Commencer à méditer : les premiers pas
La méditation souffre d’une réputation intimidante qui fait renoncer avant d’essayer. Voici de quoi commencer cette semaine, sans matériel et sans conviction préalable.
Cinq minutes, pas trente
L’erreur la plus fréquente est de viser trop haut. Cinq minutes tenues chaque jour valent infiniment mieux qu’une demi-heure une fois par semaine — pour une raison simple : c’est la régularité qui installe l’habitude, pas la durée.
Augmentez seulement quand cinq minutes vous paraissent courtes. Ce moment vient, et plus vite qu’on ne le croit.
La posture
Assis, le dos droit sans raideur, les mains posées. Sur une chaise, pieds au sol, c’est parfait. Sur un coussin, le bassin surélevé libère les genoux.
L’important est de pouvoir rester immobile sans douleur. Une posture inconfortable occupe toute l’attention — et l’assise en tailleur n’est absolument pas obligatoire.
Que faire, concrètement
Le plus simple : porter l’attention sur la respiration. Sentir l’air entrer, sortir. Quand l’esprit part ailleurs — et il partira, sans arrêt — revenir à la respiration, sans se juger.
C’est tout. Ce mouvement de retour est la pratique : ce n’est pas ce qui l’interrompt.
Les trois croyances qui font abandonner
« Il faut faire le vide. » Non. Les pensées continuent d’arriver, chez les débutants comme chez les pratiquants de longue date. Ce qui change, c’est la relation à ces pensées.
« Je n’y arrive pas. » S’asseoir cinq minutes, c’est y arriver. Il n’y a pas de résultat à atteindre pendant la séance.
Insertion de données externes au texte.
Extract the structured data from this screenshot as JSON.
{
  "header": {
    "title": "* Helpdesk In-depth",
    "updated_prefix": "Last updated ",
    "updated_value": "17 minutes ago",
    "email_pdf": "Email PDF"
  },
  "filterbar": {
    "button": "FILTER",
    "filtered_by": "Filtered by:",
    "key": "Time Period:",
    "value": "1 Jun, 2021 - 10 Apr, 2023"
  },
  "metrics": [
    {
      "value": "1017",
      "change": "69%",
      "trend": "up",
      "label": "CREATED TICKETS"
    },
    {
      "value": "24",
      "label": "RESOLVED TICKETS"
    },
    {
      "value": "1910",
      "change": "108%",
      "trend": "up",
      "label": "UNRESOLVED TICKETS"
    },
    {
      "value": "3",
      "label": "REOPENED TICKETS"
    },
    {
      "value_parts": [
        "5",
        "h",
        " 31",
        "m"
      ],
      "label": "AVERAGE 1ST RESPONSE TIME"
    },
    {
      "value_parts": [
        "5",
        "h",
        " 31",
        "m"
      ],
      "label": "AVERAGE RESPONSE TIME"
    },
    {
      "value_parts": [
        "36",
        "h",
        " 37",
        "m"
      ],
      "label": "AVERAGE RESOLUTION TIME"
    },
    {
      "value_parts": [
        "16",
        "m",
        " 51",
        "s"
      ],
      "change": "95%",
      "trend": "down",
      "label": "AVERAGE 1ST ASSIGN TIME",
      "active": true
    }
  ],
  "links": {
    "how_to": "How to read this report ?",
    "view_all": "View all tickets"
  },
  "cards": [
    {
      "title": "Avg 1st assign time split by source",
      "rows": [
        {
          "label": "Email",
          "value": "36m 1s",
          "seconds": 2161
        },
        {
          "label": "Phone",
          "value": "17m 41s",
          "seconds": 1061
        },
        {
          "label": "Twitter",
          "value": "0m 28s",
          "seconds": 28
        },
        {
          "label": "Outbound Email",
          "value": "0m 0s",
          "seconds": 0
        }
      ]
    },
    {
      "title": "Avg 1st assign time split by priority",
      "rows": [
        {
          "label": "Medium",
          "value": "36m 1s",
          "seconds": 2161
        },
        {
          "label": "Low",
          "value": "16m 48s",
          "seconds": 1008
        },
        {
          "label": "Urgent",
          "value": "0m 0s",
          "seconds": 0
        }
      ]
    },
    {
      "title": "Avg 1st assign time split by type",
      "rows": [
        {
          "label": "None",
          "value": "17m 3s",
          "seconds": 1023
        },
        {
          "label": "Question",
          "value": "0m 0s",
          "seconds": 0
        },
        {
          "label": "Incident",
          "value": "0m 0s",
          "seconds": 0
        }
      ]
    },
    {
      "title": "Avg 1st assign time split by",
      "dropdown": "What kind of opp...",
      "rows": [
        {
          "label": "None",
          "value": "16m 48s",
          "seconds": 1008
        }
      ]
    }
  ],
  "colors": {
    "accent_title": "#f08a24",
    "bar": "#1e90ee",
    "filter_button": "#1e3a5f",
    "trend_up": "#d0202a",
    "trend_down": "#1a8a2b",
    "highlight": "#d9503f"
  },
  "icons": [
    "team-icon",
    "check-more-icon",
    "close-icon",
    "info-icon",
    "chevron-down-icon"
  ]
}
« Il faut que ça détende. » Parfois oui, parfois non. Certaines séances sont agitées ou ennuyeuses. Cela fait partie du chemin.
Quand et où
À heure fixe, idéalement le matin, dans un endroit toujours le même. Ces deux automatismes font plus pour la régularité que n’importe quelle motivation.
Les applications guidées rendent service au début, en donnant un cadre. Sachez simplement vous en passer ensuite.
Un repère utile. Les approches présentées ici s’inscrivent dans une démarche de bien-être et d’accompagnement. Elles ne posent pas de diagnostic, ne traitent aucune maladie, et ne remplacent pas un suivi médical ou psychologique lorsqu’il est nécessaire.
Voyez s’ancrer au quotidien, vivre le moment présent, le panorama de l’éveil et, sur le versant relaxation, la sophrologie.
Questions fréquentes
Combien de temps méditer au début ?
Cinq minutes par jour suffisent largement. La régularité compte bien plus que la durée : augmentez seulement quand cinq minutes vous paraissent courtes.
Faut-il faire le vide dans sa tête ?
Non, et c’est la croyance qui fait le plus abandonner. Les pensées continuent d’arriver chez tout le monde ; ce qui change, c’est la relation qu’on entretient avec elles.
Faut-il s’asseoir en tailleur ?
Pas du tout. Une chaise avec les pieds au sol convient parfaitement. L’essentiel est de rester immobile sans douleur.